Pour Claude Diringer, « la centrale nucléaire de Fessenheim reste cette épée de Damoclès pendue sur nos têtes » : « Il faut accepter qu’elle n’est pas éternelle et qu’il faudra la fermer dans quelques années. C’est aujourd’hui qu’il faut commencer à préparer sa fermeture par une réflexion sur son futur démantèlement et des projets économiques pour le bassin de vie où elle est située. Une transition sereine est possible avec des hommes de bonne volonté.
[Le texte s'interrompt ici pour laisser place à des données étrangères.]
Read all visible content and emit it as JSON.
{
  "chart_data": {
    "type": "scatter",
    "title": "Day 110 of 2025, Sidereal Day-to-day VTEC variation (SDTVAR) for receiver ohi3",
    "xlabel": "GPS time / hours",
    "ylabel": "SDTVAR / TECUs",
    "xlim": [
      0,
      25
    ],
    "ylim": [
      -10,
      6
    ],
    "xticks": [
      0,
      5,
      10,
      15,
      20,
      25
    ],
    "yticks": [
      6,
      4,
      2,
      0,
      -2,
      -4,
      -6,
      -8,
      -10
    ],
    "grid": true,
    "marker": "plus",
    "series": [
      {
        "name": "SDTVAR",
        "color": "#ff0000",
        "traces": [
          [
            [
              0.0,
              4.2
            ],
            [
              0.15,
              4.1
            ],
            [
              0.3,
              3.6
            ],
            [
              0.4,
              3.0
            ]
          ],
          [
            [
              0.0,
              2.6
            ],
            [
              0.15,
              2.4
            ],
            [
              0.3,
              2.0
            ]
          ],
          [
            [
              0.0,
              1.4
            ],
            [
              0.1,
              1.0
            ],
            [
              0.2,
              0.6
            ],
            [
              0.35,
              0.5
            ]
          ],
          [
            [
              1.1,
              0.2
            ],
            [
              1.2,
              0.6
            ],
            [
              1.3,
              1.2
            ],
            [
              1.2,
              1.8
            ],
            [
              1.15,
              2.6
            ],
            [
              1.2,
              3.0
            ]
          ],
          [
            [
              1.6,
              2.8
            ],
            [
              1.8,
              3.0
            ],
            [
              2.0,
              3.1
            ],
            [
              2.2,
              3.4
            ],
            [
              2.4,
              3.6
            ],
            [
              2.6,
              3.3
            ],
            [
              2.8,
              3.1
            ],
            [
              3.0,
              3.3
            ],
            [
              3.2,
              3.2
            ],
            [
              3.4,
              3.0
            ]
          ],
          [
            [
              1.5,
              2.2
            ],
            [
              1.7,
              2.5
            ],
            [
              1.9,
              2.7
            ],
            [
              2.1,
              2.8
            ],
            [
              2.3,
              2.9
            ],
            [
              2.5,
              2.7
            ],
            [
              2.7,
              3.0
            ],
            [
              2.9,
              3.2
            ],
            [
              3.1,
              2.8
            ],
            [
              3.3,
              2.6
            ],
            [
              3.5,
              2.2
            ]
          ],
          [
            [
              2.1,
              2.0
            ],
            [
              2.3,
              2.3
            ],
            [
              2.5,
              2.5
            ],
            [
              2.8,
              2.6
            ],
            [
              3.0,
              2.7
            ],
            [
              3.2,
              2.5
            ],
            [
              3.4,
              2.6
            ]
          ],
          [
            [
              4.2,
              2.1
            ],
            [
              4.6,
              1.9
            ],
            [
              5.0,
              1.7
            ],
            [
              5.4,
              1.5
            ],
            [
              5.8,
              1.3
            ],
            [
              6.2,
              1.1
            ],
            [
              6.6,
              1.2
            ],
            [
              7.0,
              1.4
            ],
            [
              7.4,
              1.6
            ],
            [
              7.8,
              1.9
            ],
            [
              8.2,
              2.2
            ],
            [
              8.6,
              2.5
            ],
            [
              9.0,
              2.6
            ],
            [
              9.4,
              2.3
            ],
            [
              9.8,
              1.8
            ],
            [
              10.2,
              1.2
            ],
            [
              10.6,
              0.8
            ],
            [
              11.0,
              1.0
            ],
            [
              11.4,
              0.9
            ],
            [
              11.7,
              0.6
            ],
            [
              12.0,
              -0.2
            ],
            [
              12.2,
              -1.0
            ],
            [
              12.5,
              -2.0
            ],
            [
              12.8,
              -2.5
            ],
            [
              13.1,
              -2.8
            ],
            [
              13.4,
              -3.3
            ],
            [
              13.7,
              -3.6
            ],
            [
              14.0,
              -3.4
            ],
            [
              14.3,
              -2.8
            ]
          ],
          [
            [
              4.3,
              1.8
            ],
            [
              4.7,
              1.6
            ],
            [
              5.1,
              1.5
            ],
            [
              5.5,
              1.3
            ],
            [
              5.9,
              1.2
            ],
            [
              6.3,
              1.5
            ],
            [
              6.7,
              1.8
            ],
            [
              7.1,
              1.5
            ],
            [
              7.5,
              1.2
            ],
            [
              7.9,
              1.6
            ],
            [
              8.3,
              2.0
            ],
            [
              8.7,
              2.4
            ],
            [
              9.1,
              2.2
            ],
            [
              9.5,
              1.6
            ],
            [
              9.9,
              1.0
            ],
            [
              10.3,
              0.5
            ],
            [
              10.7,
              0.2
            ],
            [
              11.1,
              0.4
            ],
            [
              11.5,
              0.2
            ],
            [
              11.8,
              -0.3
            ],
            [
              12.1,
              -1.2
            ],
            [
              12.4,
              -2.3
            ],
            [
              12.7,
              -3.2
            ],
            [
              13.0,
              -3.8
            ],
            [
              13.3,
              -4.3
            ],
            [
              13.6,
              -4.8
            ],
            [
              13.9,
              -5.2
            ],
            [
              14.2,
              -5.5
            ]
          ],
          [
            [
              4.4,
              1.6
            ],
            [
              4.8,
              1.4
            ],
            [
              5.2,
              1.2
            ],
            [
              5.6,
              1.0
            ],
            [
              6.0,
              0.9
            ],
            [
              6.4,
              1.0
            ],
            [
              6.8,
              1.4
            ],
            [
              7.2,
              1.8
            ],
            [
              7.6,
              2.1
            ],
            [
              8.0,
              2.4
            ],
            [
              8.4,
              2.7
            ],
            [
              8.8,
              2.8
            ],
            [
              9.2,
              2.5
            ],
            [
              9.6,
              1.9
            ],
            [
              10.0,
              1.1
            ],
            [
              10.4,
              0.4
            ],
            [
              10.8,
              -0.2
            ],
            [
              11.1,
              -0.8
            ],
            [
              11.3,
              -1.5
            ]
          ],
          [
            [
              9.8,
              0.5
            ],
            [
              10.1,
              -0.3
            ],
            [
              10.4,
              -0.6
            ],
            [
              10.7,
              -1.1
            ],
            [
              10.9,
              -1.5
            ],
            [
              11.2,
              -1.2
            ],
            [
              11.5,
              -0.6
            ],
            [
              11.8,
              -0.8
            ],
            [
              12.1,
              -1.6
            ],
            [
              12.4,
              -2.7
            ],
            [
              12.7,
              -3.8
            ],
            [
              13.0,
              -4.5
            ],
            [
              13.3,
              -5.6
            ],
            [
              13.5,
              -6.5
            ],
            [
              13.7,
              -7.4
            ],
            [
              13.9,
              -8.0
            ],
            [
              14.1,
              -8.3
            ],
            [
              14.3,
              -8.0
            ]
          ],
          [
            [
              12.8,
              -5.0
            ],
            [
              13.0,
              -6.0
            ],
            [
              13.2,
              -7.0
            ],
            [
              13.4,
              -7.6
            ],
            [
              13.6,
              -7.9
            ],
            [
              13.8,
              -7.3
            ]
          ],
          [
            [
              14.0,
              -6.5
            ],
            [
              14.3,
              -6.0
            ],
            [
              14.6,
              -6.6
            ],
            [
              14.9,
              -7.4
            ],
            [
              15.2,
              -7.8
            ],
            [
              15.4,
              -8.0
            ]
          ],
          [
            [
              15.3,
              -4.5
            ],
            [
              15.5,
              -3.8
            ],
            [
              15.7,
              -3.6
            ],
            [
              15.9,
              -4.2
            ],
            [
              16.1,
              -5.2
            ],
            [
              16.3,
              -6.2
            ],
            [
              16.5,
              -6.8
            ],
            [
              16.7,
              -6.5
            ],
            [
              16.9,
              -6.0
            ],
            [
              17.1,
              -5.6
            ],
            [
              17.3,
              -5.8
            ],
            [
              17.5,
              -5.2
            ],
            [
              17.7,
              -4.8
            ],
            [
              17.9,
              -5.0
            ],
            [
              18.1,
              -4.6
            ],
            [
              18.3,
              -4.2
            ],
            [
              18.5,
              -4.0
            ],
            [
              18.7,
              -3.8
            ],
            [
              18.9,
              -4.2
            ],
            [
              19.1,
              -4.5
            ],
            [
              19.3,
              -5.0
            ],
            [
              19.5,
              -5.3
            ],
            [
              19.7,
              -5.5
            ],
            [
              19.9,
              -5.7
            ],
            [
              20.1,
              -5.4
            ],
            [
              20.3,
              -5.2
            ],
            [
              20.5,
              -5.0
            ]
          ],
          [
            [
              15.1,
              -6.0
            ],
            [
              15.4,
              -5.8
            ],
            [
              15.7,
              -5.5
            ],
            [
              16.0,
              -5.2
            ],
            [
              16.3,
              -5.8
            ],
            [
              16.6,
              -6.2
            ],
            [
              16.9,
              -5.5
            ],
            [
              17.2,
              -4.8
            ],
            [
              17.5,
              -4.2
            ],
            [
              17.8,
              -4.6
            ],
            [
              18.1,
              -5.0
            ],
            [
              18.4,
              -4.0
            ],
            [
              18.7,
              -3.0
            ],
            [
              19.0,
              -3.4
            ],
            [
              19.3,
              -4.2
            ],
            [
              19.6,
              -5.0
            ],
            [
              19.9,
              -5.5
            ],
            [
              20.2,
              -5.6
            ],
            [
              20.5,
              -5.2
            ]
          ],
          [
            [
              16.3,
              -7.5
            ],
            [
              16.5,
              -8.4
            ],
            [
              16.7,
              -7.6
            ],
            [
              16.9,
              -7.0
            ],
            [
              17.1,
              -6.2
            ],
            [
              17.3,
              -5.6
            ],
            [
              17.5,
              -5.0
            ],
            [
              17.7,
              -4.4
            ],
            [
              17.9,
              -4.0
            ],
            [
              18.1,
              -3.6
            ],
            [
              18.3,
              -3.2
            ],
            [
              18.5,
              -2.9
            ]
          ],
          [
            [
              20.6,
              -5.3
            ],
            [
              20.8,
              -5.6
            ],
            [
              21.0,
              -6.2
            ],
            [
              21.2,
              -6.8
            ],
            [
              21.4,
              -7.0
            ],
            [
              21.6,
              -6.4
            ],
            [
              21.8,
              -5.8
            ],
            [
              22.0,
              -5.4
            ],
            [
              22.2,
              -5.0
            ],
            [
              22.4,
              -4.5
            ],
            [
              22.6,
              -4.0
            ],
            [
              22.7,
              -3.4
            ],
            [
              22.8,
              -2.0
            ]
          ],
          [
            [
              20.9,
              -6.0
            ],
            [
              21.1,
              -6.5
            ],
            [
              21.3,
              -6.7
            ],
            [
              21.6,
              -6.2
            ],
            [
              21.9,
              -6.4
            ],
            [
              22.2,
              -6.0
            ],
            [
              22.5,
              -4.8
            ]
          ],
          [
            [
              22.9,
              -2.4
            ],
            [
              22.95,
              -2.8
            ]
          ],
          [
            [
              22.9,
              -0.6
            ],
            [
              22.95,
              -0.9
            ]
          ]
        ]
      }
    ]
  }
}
Si nos décideurs réfléchissent dès à présent à son futur démantèlement, la France pourra devenir la référence mondiale pour une échéance qui touchera de nombreux pays dans les prochaines années. Il est important que ces sites ne se transforment pas en d’innommables friches. »
Le poète porte aussi son regard sur l’Europe : « Un grand signe pour enrayer l’euroscepticisme serait d’aligner le prix du timbre, celui du carburant et d’autres produits de consommation courante. La mise en place d’un salaire minimum garanti décent pour de mêmes professions, dans toute l’Union Européenne, (avant d’y réfléchir pour tous les pays du monde), éviterait la tentation migratoire ou ces délocalisations qui font tant de mal à notre économie. »
Et parce que le présent et l’avenir se nourrissent du passé, Claude Diringer finit sur un vœu personnel : « Je souhaite la mise en place d’un recensement de toutes les tombes, dans les cimetières de nos villes et villages, de personnalités, écrivains, poètes, artistes, scientifiques, et autres qui ont œuvré pour le rayonnement de notre chère Alsace. Une initiative qui évitera l’oubli de ces personnalités et l’abandon de leurs sépultures. » C’est vrai que le Cercle Nathan Katz, dont il est le secrétaire, a déjà sauvé celle de Nathan Katz à Mulhouse.